With no annotations provided, the description carries full burden for behavioral disclosure. It mentions internal steps (parse + products + session) and that it returns a redirect_url, but does not cover error handling, idempotency, authentication needs, or potential side effects beyond cart creation. While the core behavior is described, more detail would improve transparency.

Agents need to know what a tool does to the world before calling it. Descriptions should go beyond structured annotations to explain consequences.

Conciseness5/5

Is the description appropriately sized, front-loaded, and free of redundancy?

The description is four sentences, each serving a purpose: purpose, output, internal process, usage guidance. It is front-loaded with the main action and efficiently conveys all needed information without redundancy.

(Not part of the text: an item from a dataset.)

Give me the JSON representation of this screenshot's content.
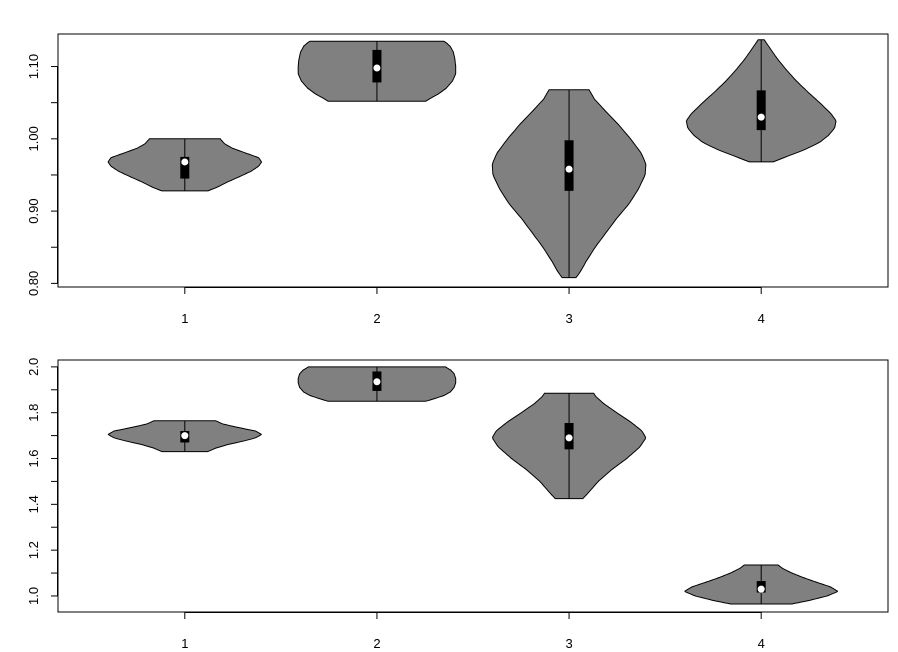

Shorter descriptions cost fewer tokens and are easier for agents to parse. Every sentence should earn its place.

Completeness4/5

Given the tool's complexity, does the description cover enough for an agent to succeed on first attempt?

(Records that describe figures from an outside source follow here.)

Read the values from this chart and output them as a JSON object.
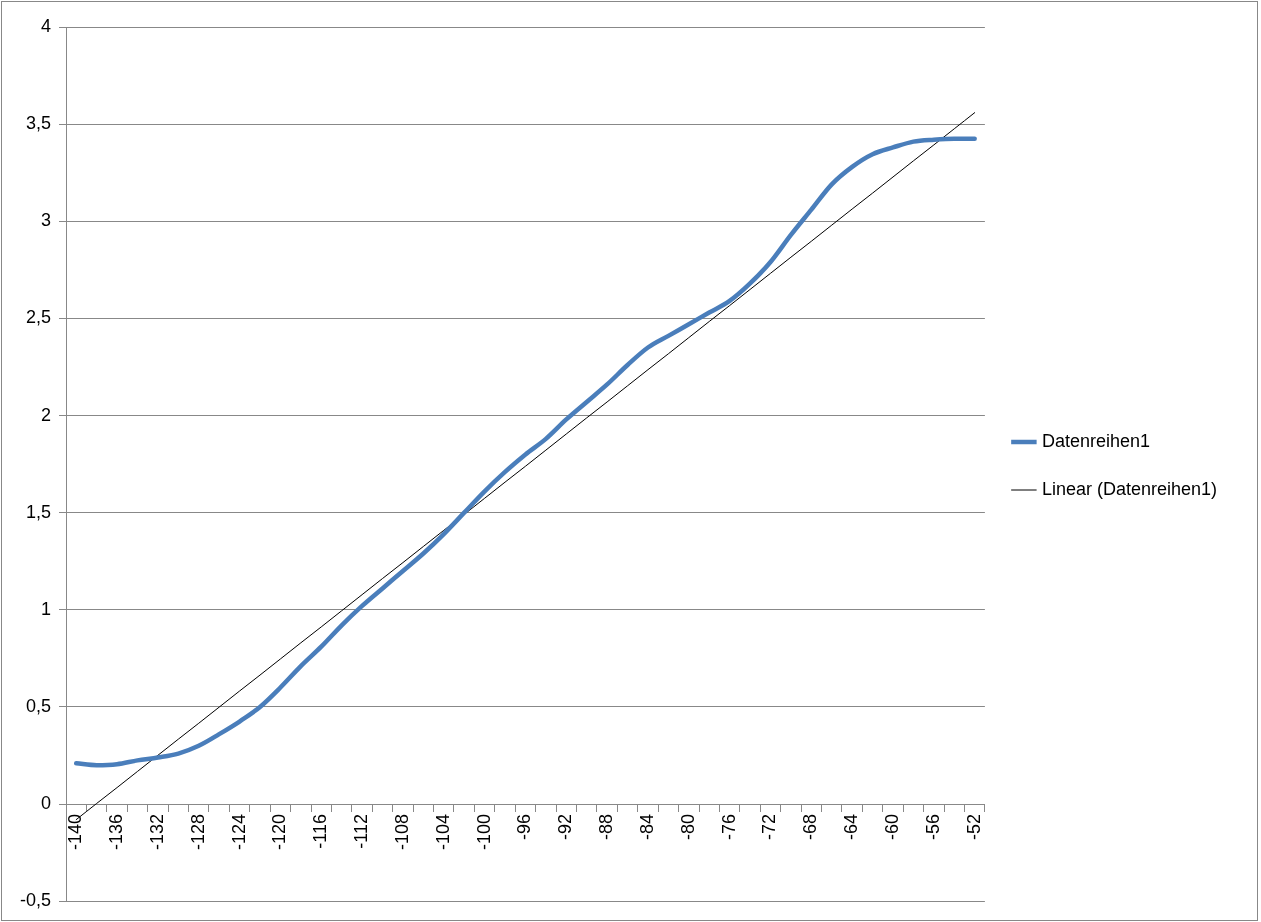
{
  "chart_data": {
    "type": "line",
    "categories": [
      "-140",
      null,
      "-136",
      null,
      "-132",
      null,
      "-128",
      null,
      "-124",
      null,
      "-120",
      null,
      "-116",
      null,
      "-112",
      null,
      "-108",
      null,
      "-104",
      null,
      "-100",
      null,
      "-96",
      null,
      "-92",
      null,
      "-88",
      null,
      "-84",
      null,
      "-80",
      null,
      "-76",
      null,
      "-72",
      null,
      "-68",
      null,
      "-64",
      null,
      "-60",
      null,
      "-56",
      null,
      "-52"
    ],
    "series": [
      {
        "name": "Datenreihen1",
        "color": "#4a7ebb",
        "values": [
          0.21,
          0.2,
          0.205,
          0.225,
          0.24,
          0.26,
          0.3,
          0.36,
          0.425,
          0.5,
          0.6,
          0.71,
          0.81,
          0.92,
          1.02,
          1.11,
          1.2,
          1.29,
          1.39,
          1.5,
          1.61,
          1.71,
          1.8,
          1.88,
          1.98,
          2.07,
          2.16,
          2.26,
          2.35,
          2.41,
          2.47,
          2.53,
          2.59,
          2.68,
          2.79,
          2.93,
          3.06,
          3.19,
          3.28,
          3.345,
          3.38,
          3.41,
          3.42,
          3.425,
          3.425
        ]
      },
      {
        "name": "Linear (Datenreihen1)",
        "color": "#000000",
        "line_style": "solid",
        "values": [
          -0.08,
          0.003,
          0.085,
          0.168,
          0.251,
          0.334,
          0.416,
          0.499,
          0.582,
          0.664,
          0.747,
          0.83,
          0.912,
          0.995,
          1.078,
          1.161,
          1.243,
          1.326,
          1.409,
          1.491,
          1.574,
          1.657,
          1.739,
          1.822,
          1.905,
          1.988,
          2.07,
          2.153,
          2.236,
          2.318,
          2.401,
          2.484,
          2.566,
          2.649,
          2.732,
          2.815,
          2.897,
          2.98,
          3.063,
          3.145,
          3.228,
          3.311,
          3.393,
          3.476,
          3.559
        ]
      }
    ],
    "ylim": [
      -0.5,
      4
    ],
    "yticks": [
      {
        "value": -0.5,
        "label": "-0,5"
      },
      0,
      {
        "value": 0.5,
        "label": "0,5"
      },
      1,
      {
        "value": 1.5,
        "label": "1,5"
      },
      2,
      {
        "value": 2.5,
        "label": "2,5"
      },
      3,
      {
        "value": 3.5,
        "label": "3,5"
      },
      4
    ],
    "grid": "y",
    "legend": "right",
    "marker": "none"
  }
}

Given the tool's complexity (multiple input types, single output) and the lack of output schema or annotations, the description provides adequate context: what it does, what it returns, and when to use alternatives. However, it could be more complete by mentioning possible failure modes or prerequisites, but overall it is sufficient for agent decision-making.

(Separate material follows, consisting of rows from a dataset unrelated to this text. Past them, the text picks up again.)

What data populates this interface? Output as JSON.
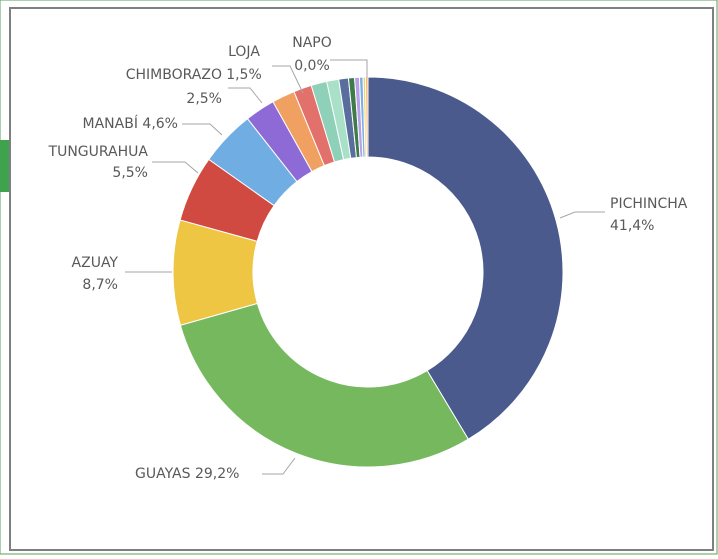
{
  "chart_data": {
    "type": "donut",
    "categories": [
      "PICHINCHA",
      "GUAYAS",
      "AZUAY",
      "TUNGURAHUA",
      "MANABÍ",
      "CHIMBORAZO",
      null,
      "LOJA",
      null,
      null,
      null,
      null,
      null,
      null,
      null,
      null,
      "NAPO"
    ],
    "values": [
      41.4,
      29.2,
      8.7,
      5.5,
      4.6,
      2.5,
      1.9,
      1.5,
      1.3,
      1.0,
      0.8,
      0.5,
      0.4,
      0.3,
      0.2,
      0.2,
      0.0
    ],
    "value_labels": [
      "41,4%",
      "29,2%",
      "8,7%",
      "5,5%",
      "4,6%",
      "2,5%",
      null,
      "1,5%",
      null,
      null,
      null,
      null,
      null,
      null,
      null,
      null,
      "0,0%"
    ],
    "colors": [
      "#4a5a8c",
      "#76b85e",
      "#eec643",
      "#d04a41",
      "#6fade3",
      "#8e6ad6",
      "#f0a060",
      "#e2706b",
      "#8fd0b8",
      "#a8e0c8",
      "#5a6e9e",
      "#3e7a4a",
      "#b8a0e8",
      "#7ab0e8",
      "#f4d060",
      "#f2b070",
      "#c08080"
    ]
  }
}
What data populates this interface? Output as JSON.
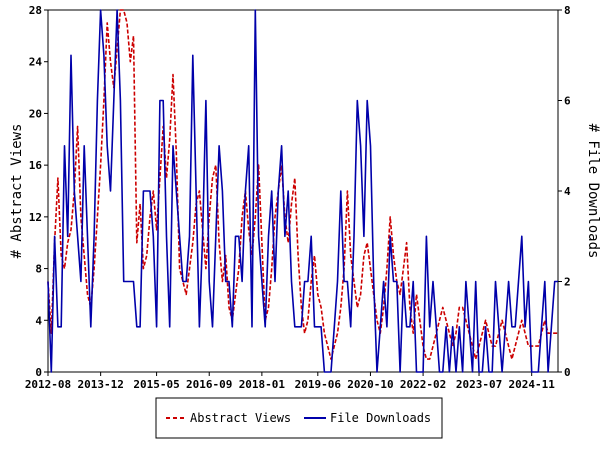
{
  "chart_data": {
    "type": "line",
    "x_tick_labels": [
      "2012-08",
      "2013-12",
      "2015-05",
      "2016-09",
      "2018-01",
      "2019-06",
      "2020-10",
      "2022-02",
      "2023-07",
      "2024-11"
    ],
    "x_range": [
      0,
      155
    ],
    "x_tick_positions": [
      0,
      16,
      33,
      49,
      65,
      82,
      98,
      114,
      131,
      147
    ],
    "y_left": {
      "label": "# Abstract Views",
      "ticks": [
        0,
        4,
        8,
        12,
        16,
        20,
        24,
        28
      ],
      "range": [
        0,
        28
      ]
    },
    "y_right": {
      "label": "# File Downloads",
      "ticks": [
        0,
        2,
        4,
        6,
        8
      ],
      "range": [
        0,
        8
      ]
    },
    "legend": {
      "position": "bottom-center"
    },
    "series": [
      {
        "name": "Abstract Views",
        "axis": "left",
        "color": "#cc0000",
        "style": "dashed",
        "values": [
          7,
          3,
          10,
          15,
          9,
          8,
          10,
          11,
          14,
          19,
          12,
          9,
          6,
          5,
          8,
          12,
          16,
          21,
          27,
          24,
          22,
          25,
          28,
          28,
          27,
          24,
          26,
          10,
          13,
          8,
          9,
          12,
          14,
          11,
          15,
          19,
          15,
          18,
          23,
          17,
          8,
          7,
          6,
          8,
          10,
          13,
          14,
          11,
          8,
          12,
          15,
          16,
          10,
          7,
          9,
          5,
          4,
          6,
          8,
          12,
          14,
          11,
          9,
          12,
          16,
          10,
          4,
          5,
          8,
          12,
          14,
          16,
          12,
          10,
          13,
          15,
          9,
          5,
          3,
          4,
          7,
          9,
          6,
          5,
          3,
          2,
          1,
          2,
          3,
          5,
          8,
          14,
          9,
          7,
          5,
          6,
          9,
          10,
          8,
          6,
          4,
          3,
          5,
          8,
          12,
          9,
          7,
          6,
          8,
          10,
          5,
          3,
          6,
          4,
          2,
          1,
          1,
          2,
          3,
          4,
          5,
          4,
          3,
          2,
          3,
          5,
          5,
          4,
          3,
          2,
          1,
          2,
          3,
          4,
          3,
          2,
          2,
          3,
          4,
          3,
          2,
          1,
          2,
          3,
          4,
          3,
          2,
          2,
          2,
          2,
          3,
          4,
          3,
          3,
          3,
          3
        ]
      },
      {
        "name": "File Downloads",
        "axis": "right",
        "color": "#0000aa",
        "style": "solid",
        "values": [
          2,
          0,
          3,
          1,
          1,
          5,
          3,
          7,
          4,
          3,
          2,
          5,
          3,
          1,
          3,
          6,
          8,
          7,
          5,
          4,
          6,
          8,
          6,
          2,
          2,
          2,
          2,
          1,
          1,
          4,
          4,
          4,
          3,
          1,
          6,
          6,
          3,
          1,
          5,
          4,
          3,
          2,
          2,
          3,
          7,
          4,
          1,
          3,
          6,
          2,
          1,
          3,
          5,
          4,
          2,
          2,
          1,
          3,
          3,
          2,
          4,
          5,
          1,
          8,
          3,
          2,
          1,
          3,
          4,
          2,
          4,
          5,
          3,
          4,
          2,
          1,
          1,
          1,
          2,
          2,
          3,
          1,
          1,
          1,
          0,
          0,
          0,
          1,
          2,
          4,
          2,
          2,
          1,
          3,
          6,
          5,
          3,
          6,
          5,
          2,
          0,
          1,
          2,
          1,
          3,
          2,
          2,
          0,
          2,
          1,
          1,
          2,
          0,
          0,
          0,
          3,
          1,
          2,
          1,
          0,
          0,
          1,
          0,
          1,
          0,
          1,
          0,
          2,
          1,
          0,
          2,
          0,
          0,
          1,
          0,
          0,
          2,
          1,
          0,
          1,
          2,
          1,
          1,
          2,
          3,
          1,
          2,
          0,
          0,
          0,
          1,
          2,
          0,
          1,
          2,
          2
        ]
      }
    ]
  }
}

Complex tools with many parameters or behaviors need more documentation. Simple tools need less. This dimension scales expectations accordingly.

Parameters3/5

Does the description clarify parameter syntax, constraints, interactions, or defaults beyond what the schema provides?

All four parameters are described in the input schema (100% coverage). The description loosely maps inputs to parameters (recipe URLs, free-form text, image) and gives an example for supermarket_domain, but this adds only minor context beyond the schema. Baseline 3 is appropriate.

Input schemas describe structure but not intent. Descriptions should explain non-obvious parameter relationships and valid value ranges.

Purpose5/5

Does the description clearly state what the tool does and how it differs from similar tools?

The description clearly states the tool's purpose: turning recipe URLs, free-form text, and/or an image into a ready-to-checkout cart for a European supermarket. It specifies the output (redirect_url) and distinguishes itself from siblings by noting it internally runs parse+products+session, and recommends pepesto_parse+pepesto_products for finer control.

Agents choose between tools based on descriptions. A clear purpose with a specific verb and resource helps agents select the right tool.

Usage Guidelines5/5

Does the description explain when to use this tool, when not to, or what alternatives exist?

The description explicitly tells when to use this tool ('simplest end-to-end flow') and when to use alternatives ('pepesto_parse + pepesto_products + session for finer control'). This provides clear guidance for the agent to choose appropriately.

Agents often have multiple tools that could apply. Explicit usage guidance like "use X instead of Y when Z" prevents misuse.